Все трое - мамаша Кутцнер, дядюшка Ксавер, боксер Алоис Кутцнер, сидя вместе, с благодушным удовлетворением ели, копченое мясо и тушеный картофель. Они заговаривали друг с другом, но почти не слушали ответов собеседника и в свою очередь отвечали полусловами. Каждый из них был поглощен собственными мыслями. Дядя Ксавер думал о грандиозном деле, которое он завтра доведет до благополучного конца, мамаша Кутцнер - об одном обеде, много лет назад, когда также было подано копченое мясо. В то время ее сын Руперт был еще мал; когда подали копченое мясо, мальчика не оказалось на месте, и они напрасно ждали его, Руперт в тот день, как выяснилось впоследствии, подставил ножку одному из школьных товарищей, так что тот, упав, получил тяжелые повреждения, после этого Руперт удрал и боялся показаться домой. В конце концов, сильно проголодавшись, он все же явился домой. А теперь вот он стал таким большим человеком, что сделал нокаут французу Пуанкаре. Боксер Алоис Кутцнер в это время думал об освобождении короля Людвига II. Так сидели они вместе, тихо беседовали, ели, пока на дне посуды не показались горчанка и эдельвейс.

13. БАВАРСКИЕ ПАЦИЕНТЫ

Писатель доктор Лоренц Маттеи пришел навестить писателя доктора Иозефа Пфистерера. С Пфистерером случился удар; состояние его было тяжелое; вряд ли ему суждено было дожить до конца года. Доктор Маттеи по дороге думал о том, как мало, в сущности, выносливы его крепкие баварцы. Вот скрутило здоровенного Пфистерера, с гигантом Кленком тоже дело плохо, Да и он сам, Маттеи, основательно сдал.

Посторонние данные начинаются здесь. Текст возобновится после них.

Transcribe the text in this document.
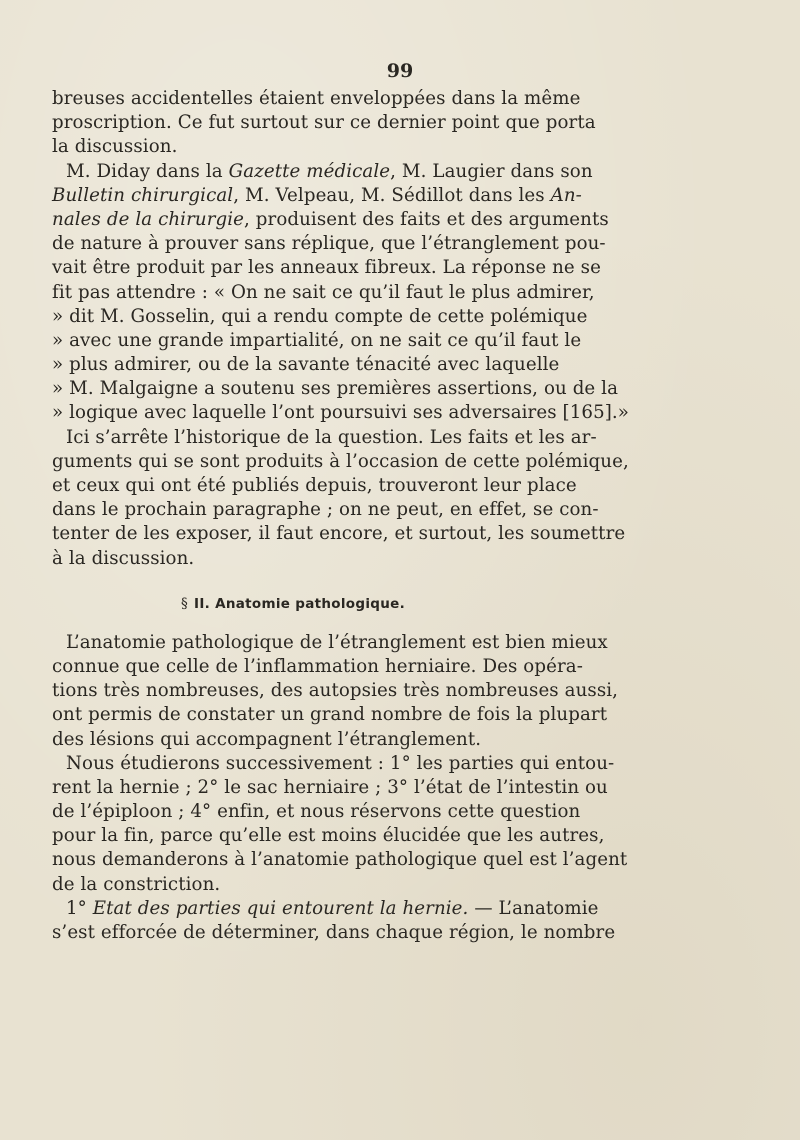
99
breuses accidentelles étaient enveloppées dans la même
proscription. Ce fut surtout sur ce dernier point que porta
la discussion.
M. Diday dans la Gazette médicale, M. Laugier dans son
Bulletin chirurgical, M. Velpeau, M. Sédillot dans les An-
nales de la chirurgie, produisent des faits et des arguments
de nature à prouver sans réplique, que l’étranglement pou-
vait être produit par les anneaux fibreux. La réponse ne se
fit pas attendre : « On ne sait ce qu’il faut le plus admirer,
» dit M. Gosselin, qui a rendu compte de cette polémique
» avec une grande impartialité, on ne sait ce qu’il faut le
» plus admirer, ou de la savante ténacité avec laquelle
» M. Malgaigne a soutenu ses premières assertions, ou de la
» logique avec laquelle l’ont poursuivi ses adversaires [165].»
Ici s’arrête l’historique de la question. Les faits et les ar-
guments qui se sont produits à l’occasion de cette polémique,
et ceux qui ont été publiés depuis, trouveront leur place
dans le prochain paragraphe ; on ne peut, en effet, se con-
tenter de les exposer, il faut encore, et surtout, les soumettre
à la discussion.
§ II. Anatomie pathologique.
L’anatomie pathologique de l’étranglement est bien mieux
connue que celle de l’inflammation herniaire. Des opéra-
tions très nombreuses, des autopsies très nombreuses aussi,
ont permis de constater un grand nombre de fois la plupart
des lésions qui accompagnent l’étranglement.
Nous étudierons successivement : 1° les parties qui entou-
rent la hernie ; 2° le sac herniaire ; 3° l’état de l’intestin ou
de l’épiploon ; 4° enfin, et nous réservons cette question
pour la fin, parce qu’elle est moins élucidée que les autres,
nous demanderons à l’anatomie pathologique quel est l’agent
de la constriction.
1° Etat des parties qui entourent la hernie. — L’anatomie
s’est efforcée de déterminer, dans chaque région, le nombre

Он застал Пфистерера в глубоком вольтеровском кресле. Ноги его, несмотря на жару, были закутаны одеялом из верблюжьей шерсти. Рыжая с проседью борода, густые кудри казались серыми и грязными. Доктор Маттеи старался по возможности смягчить свое злое, мопсообразное лицо, придать своему грубому голосу выражение сочувствия. Кругленькая, приветливая г-жа Пфистерер ходила по комнате, много говорила, жаждала сострадания, подкрепления своей надежды. Пфистерера тяготила эта атмосфера, свойственная комнате больного. Он лишь наполовину верил тому, что говорили врачи. Даже умный, проницательный доктор Морни Бернайс, лучший специалист по внутренним болезням, несмотря на свой явный анализ положения, ни в чем не мог убедить его. То, что свалило его, не было явлением физиологического порядка. Настоящей причиной, - Пфистерер не мог выразить ее словами, но чувствовал ее, она неотступно стояла перед ним, особенно по ночам, когда он беседовал сам с собой, настоящей причиной было горькое сознание, что он до пятьдесят пятого года своей жизни заблуждался, что на его родине царила неправда, что мир вообще вовсе не так прекрасен и уютен, как он представлял его себе и своим читателям.